I seem to remember he was favored heavily because Yeltsin had been such a disaster, despite being pretty much of an unknown quantity. He had risen in the completely disintegrated ranks of Russian government because, while still in the KGB, he had taken it upon himself to get food for the people of Saint Petersburg, and this had pretty much automatically moved him out of the KGB and into public office. That might sound goofy, but consider the chaos and corruption that held the day. If some guy manages to cut through that and make sure people actually eat, he's going to be extremely popular, permanently etched in your heart, before you're done chewing your first bite, no? Yes.

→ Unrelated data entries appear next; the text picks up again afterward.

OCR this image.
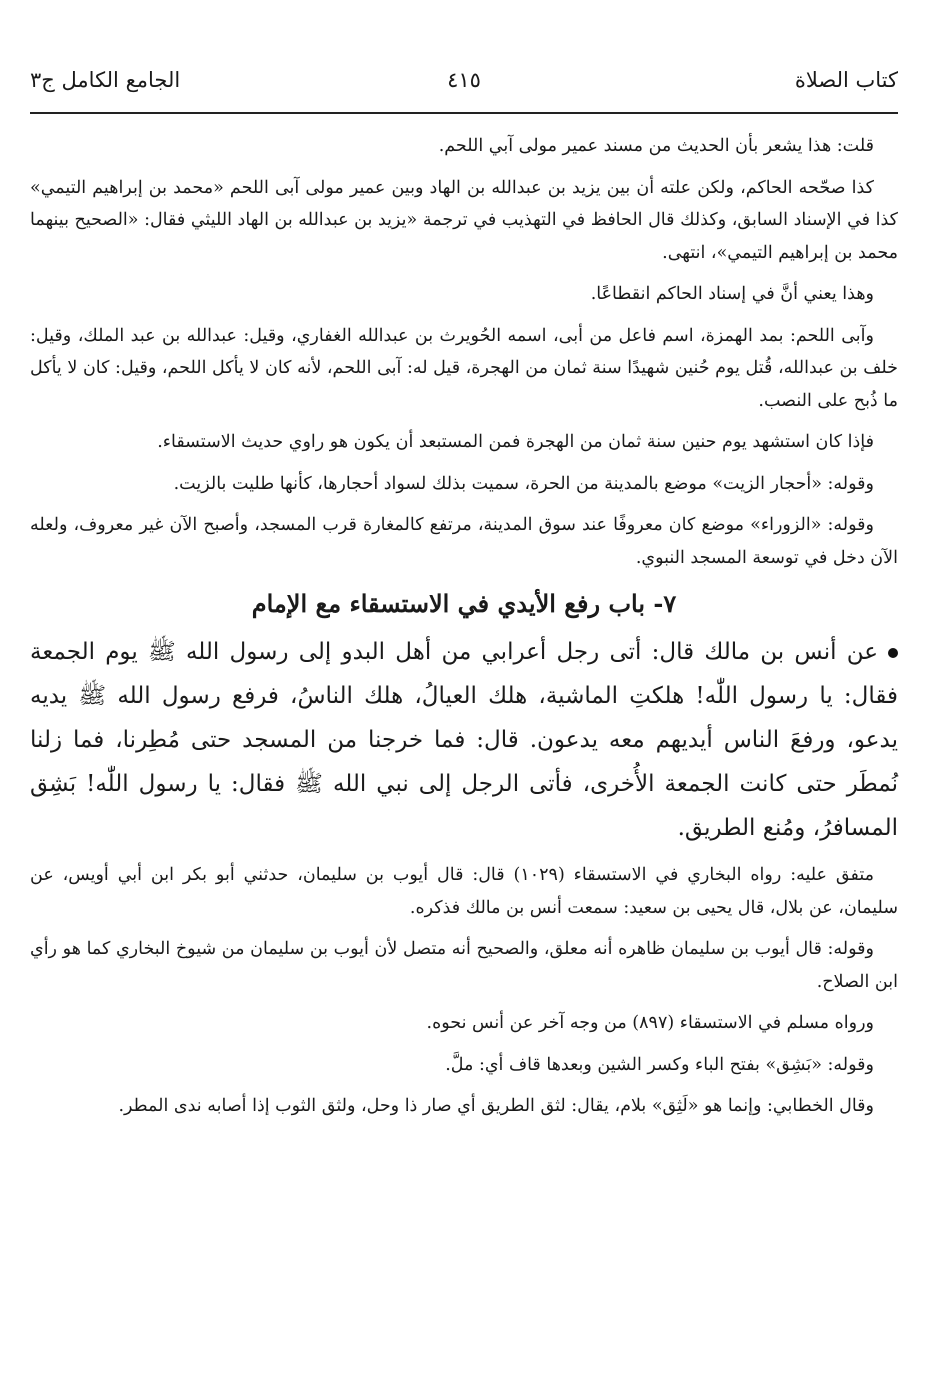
كتاب الصلاة
٤١٥
الجامع الكامل ج٣

قلت: هذا يشعر بأن الحديث من مسند عمير مولى آبي اللحم.

كذا صحّحه الحاكم، ولكن علته أن بين يزيد بن عبدالله بن الهاد وبين عمير مولى آبى اللحم «محمد بن إبراهيم التيمي» كذا في الإسناد السابق، وكذلك قال الحافظ في التهذيب في ترجمة «يزيد بن عبدالله بن الهاد الليثي فقال: «الصحيح بينهما محمد بن إبراهيم التيمي»، انتهى.

وهذا يعني أنَّ في إسناد الحاكم انقطاعًا.

وآبى اللحم: بمد الهمزة، اسم فاعل من أبى، اسمه الحُويرث بن عبدالله الغفاري، وقيل: عبدالله بن عبد الملك، وقيل: خلف بن عبدالله، قُتل يوم حُنين شهيدًا سنة ثمان من الهجرة، قيل له: آبى اللحم، لأنه كان لا يأكل اللحم، وقيل: كان لا يأكل ما ذُبح على النصب.

فإذا كان استشهد يوم حنين سنة ثمان من الهجرة فمن المستبعد أن يكون هو راوي حديث الاستسقاء.

وقوله: «أحجار الزيت» موضع بالمدينة من الحرة، سميت بذلك لسواد أحجارها، كأنها طليت بالزيت.

وقوله: «الزوراء» موضع كان معروفًا عند سوق المدينة، مرتفع كالمغارة قرب المسجد، وأصبح الآن غير معروف، ولعله الآن دخل في توسعة المسجد النبوي.

٧- باب رفع الأيدي في الاستسقاء مع الإمام

عن أنس بن مالك قال: أتى رجل أعرابي من أهل البدو إلى رسول الله ﷺ يوم الجمعة فقال: يا رسول اللّٰه! هلكتِ الماشية، هلك العيالُ، هلك الناسُ، فرفع رسول الله ﷺ يديه يدعو، ورفعَ الناس أيديهم معه يدعون. قال: فما خرجنا من المسجد حتى مُطِرنا، فما زلنا نُمطَر حتى كانت الجمعة الأُخرى، فأتى الرجل إلى نبي الله ﷺ فقال: يا رسول اللّٰه! بَشِق المسافرُ، ومُنع الطريق.

متفق عليه: رواه البخاري في الاستسقاء (١٠٢٩) قال: قال أيوب بن سليمان، حدثني أبو بكر ابن أبي أويس، عن سليمان، عن بلال، قال يحيى بن سعيد: سمعت أنس بن مالك فذكره.

وقوله: قال أيوب بن سليمان ظاهره أنه معلق، والصحيح أنه متصل لأن أيوب بن سليمان من شيوخ البخاري كما هو رأي ابن الصلاح.

ورواه مسلم في الاستسقاء (٨٩٧) من وجه آخر عن أنس نحوه.

وقوله: «بَشِق» بفتح الباء وكسر الشين وبعدها قاف أي: ملَّ.

وقال الخطابي: وإنما هو «لَثِق» بلام، يقال: لثق الطريق أي صار ذا وحل، ولثق الثوب إذا أصابه ندى المطر.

This popularity also shot him right up into national office, and this popularity is what then attracted the people around the dead drunk Yeltsin... but I don't think Putin was anxious to oblige them. I seem to remember there was some back and forth about it, that he wasn't avid to be appointed interim president, had to be talked into it, and... I can't remember... it might even have been our diplomats who talked him into it... or the feckless bunch who had been trying to cover for Yeltsin had to agree to get the fuck out of his way... something. I only vaguely recall that he was viewed by the cognoscenti as pretty much his own man and this was a good thing because the remnants of the old guard were completely useless.

I think people like to believe he was some kind of gangster who muscled his way in, but that was not the way it played. It was more the desperation of the people and the disintegrated blob of Russian government that flung the one man who was not a self-interested looter of the Soviet corpse into the limelight.

If I have something wrong here, I wish somebody would put me straight, but everything I've seen from him since I started paying attention again has been righteous, including taking back the Crimea. I'm sure people think this G8 bullshit is harsh, but when/if it starts really getting harsh, I think the membership of that organization will dwindle by quite more than just one.